Joan walked swiftly through several long salons, and found her fair-haired and pallid relative actually at the piano.

“Enid,” cried Joan, “you know I’ve always been fond of you. For God’s sake tell me what is the matter with this house? I admire Philip as everybody does. But what is the matter with the house? Why do all these rooms and gardens seem to be shutting me in and in and in? Why does everything look more and more the same? Why does everybody say the same thing? Oh, I don’t often talk metaphysics; but there is a purpose in this. That’s the only way of putting it; there is a purpose. And I don’t know what it is.”

Lady Enid Wimpole played a preliminary bar or two on the piano. Then she said,

“Nor do I, Joan. I don’t indeed. I know exactly what you mean. But it’s just because there is a purpose that I have faith in him and trust him.” She began softly to play a ballad tune of the Rhineland; and perhaps the music suggested her next remark. “Suppose you were looking at some of the last reaches of the Rhine, where it flows–”

“Enid!” cried Joan, “if you say ‘into the North Sea,’ I shall scream. Scream, do you hear, louder than all the peacocks together.”
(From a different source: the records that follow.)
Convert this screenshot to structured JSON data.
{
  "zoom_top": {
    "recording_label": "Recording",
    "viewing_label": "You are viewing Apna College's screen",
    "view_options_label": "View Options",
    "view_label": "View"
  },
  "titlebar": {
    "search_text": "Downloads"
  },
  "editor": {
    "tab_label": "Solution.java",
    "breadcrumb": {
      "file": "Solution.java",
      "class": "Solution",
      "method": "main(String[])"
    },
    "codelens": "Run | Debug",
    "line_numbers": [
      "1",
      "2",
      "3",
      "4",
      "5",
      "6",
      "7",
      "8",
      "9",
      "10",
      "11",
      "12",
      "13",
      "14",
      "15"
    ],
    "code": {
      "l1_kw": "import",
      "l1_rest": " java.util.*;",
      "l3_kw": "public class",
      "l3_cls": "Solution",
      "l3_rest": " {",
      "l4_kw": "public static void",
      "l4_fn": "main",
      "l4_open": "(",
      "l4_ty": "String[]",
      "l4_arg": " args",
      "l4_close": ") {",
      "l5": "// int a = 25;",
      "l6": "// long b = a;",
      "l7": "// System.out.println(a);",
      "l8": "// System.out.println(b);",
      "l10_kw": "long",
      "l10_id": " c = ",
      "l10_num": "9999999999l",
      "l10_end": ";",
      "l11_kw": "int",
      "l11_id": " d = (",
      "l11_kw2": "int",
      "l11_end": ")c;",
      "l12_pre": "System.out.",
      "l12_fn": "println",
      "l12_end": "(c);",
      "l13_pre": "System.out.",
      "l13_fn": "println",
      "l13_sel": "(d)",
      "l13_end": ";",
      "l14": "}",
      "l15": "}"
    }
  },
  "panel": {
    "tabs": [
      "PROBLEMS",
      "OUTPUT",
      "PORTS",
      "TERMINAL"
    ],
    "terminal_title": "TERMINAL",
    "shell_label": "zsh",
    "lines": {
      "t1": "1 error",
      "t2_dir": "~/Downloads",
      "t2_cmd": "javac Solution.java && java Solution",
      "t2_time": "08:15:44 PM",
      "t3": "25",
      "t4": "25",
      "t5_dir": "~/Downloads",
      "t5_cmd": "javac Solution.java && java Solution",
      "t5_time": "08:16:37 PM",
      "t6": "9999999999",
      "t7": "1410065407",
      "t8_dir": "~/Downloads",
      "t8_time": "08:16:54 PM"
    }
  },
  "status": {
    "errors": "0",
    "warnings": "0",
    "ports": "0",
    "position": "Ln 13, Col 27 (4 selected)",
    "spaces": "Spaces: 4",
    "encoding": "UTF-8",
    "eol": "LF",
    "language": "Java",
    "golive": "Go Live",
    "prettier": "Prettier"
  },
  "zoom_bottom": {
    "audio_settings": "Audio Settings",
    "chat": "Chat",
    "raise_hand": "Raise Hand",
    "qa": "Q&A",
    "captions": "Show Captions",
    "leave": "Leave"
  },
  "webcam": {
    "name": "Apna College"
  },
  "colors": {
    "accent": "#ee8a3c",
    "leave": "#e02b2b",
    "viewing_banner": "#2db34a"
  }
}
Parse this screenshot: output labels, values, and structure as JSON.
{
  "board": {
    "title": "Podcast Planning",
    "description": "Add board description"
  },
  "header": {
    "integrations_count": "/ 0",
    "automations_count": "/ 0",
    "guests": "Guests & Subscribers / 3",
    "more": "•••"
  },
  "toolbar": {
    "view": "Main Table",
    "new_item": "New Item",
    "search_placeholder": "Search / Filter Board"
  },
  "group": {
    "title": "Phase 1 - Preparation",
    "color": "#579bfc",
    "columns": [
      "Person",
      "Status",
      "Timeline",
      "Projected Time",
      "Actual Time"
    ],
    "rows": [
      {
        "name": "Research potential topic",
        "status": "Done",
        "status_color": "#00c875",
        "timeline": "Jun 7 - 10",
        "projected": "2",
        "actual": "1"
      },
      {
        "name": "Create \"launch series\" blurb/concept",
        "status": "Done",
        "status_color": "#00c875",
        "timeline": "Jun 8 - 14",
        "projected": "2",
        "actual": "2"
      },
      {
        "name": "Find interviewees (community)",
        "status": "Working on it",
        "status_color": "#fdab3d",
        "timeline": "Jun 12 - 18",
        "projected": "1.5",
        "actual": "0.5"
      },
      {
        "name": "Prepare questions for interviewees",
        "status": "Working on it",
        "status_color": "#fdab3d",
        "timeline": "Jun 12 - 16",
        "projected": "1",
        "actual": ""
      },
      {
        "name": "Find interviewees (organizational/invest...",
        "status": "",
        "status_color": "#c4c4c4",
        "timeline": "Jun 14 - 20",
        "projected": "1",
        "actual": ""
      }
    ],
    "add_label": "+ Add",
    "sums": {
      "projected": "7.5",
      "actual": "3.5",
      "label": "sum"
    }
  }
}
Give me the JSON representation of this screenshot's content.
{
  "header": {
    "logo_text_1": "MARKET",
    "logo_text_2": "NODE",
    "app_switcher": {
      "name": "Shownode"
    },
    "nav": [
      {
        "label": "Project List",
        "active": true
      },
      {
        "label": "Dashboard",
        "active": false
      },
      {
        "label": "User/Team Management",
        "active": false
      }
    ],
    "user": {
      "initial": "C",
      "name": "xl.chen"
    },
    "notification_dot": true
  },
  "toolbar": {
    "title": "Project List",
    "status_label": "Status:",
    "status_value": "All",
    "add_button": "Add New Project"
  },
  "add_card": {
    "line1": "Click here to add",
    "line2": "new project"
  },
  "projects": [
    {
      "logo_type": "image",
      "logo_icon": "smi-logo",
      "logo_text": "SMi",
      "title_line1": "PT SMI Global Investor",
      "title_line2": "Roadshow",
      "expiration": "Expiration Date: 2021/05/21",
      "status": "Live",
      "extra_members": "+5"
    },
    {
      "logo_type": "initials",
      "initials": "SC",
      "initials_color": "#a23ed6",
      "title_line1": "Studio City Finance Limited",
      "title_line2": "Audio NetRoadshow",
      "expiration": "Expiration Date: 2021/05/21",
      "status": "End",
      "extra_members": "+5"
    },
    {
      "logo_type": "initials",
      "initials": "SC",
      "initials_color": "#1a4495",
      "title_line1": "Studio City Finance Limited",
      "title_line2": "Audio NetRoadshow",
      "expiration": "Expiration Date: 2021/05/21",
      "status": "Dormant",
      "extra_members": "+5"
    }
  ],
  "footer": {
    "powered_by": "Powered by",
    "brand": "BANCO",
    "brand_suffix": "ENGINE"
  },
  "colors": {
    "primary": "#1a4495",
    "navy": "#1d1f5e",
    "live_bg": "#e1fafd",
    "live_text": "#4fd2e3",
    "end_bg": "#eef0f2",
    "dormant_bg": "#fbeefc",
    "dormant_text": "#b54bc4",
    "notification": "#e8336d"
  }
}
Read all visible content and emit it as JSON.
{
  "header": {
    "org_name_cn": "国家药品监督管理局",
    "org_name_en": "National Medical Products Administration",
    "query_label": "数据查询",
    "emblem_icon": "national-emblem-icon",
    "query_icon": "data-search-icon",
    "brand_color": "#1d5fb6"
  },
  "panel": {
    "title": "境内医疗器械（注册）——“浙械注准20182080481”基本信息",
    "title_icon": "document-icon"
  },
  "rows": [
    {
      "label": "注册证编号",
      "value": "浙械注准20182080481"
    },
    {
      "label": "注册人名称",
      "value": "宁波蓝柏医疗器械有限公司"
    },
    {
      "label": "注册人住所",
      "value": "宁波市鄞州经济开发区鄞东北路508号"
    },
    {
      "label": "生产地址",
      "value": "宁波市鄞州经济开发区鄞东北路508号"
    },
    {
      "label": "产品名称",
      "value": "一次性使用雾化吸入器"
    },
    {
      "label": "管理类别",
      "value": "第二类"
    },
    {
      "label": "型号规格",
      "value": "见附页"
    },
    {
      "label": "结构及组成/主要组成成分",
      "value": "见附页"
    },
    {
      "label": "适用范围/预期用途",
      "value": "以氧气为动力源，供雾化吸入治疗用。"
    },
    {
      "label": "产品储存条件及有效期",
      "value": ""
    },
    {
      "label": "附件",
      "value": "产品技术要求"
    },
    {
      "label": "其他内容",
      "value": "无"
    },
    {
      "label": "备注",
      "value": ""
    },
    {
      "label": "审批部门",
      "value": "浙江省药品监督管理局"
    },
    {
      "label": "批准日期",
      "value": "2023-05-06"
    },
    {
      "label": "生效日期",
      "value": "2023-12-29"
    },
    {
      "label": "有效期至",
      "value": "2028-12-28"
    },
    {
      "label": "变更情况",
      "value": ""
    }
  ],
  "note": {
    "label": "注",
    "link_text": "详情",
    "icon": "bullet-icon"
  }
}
“Well,” expostulated Lady Enid, looking up rather wildly, “The Rhine does flow into the North Sea, doesn’t it?”

“I dare say,” said Joan, recklessly, “but the Rhine might have flowed into the Round Pond, before you would have known or cared, until–”

“Until what?” asked Enid; and her music suddenly ceased. “Until something happened that I cannot understand,” said Joan, moving away.

You are something I cannot understand,” said Enid Wimpole. “But I will play something else, if this annoys you.” And she fingered the music again with an eye to choice.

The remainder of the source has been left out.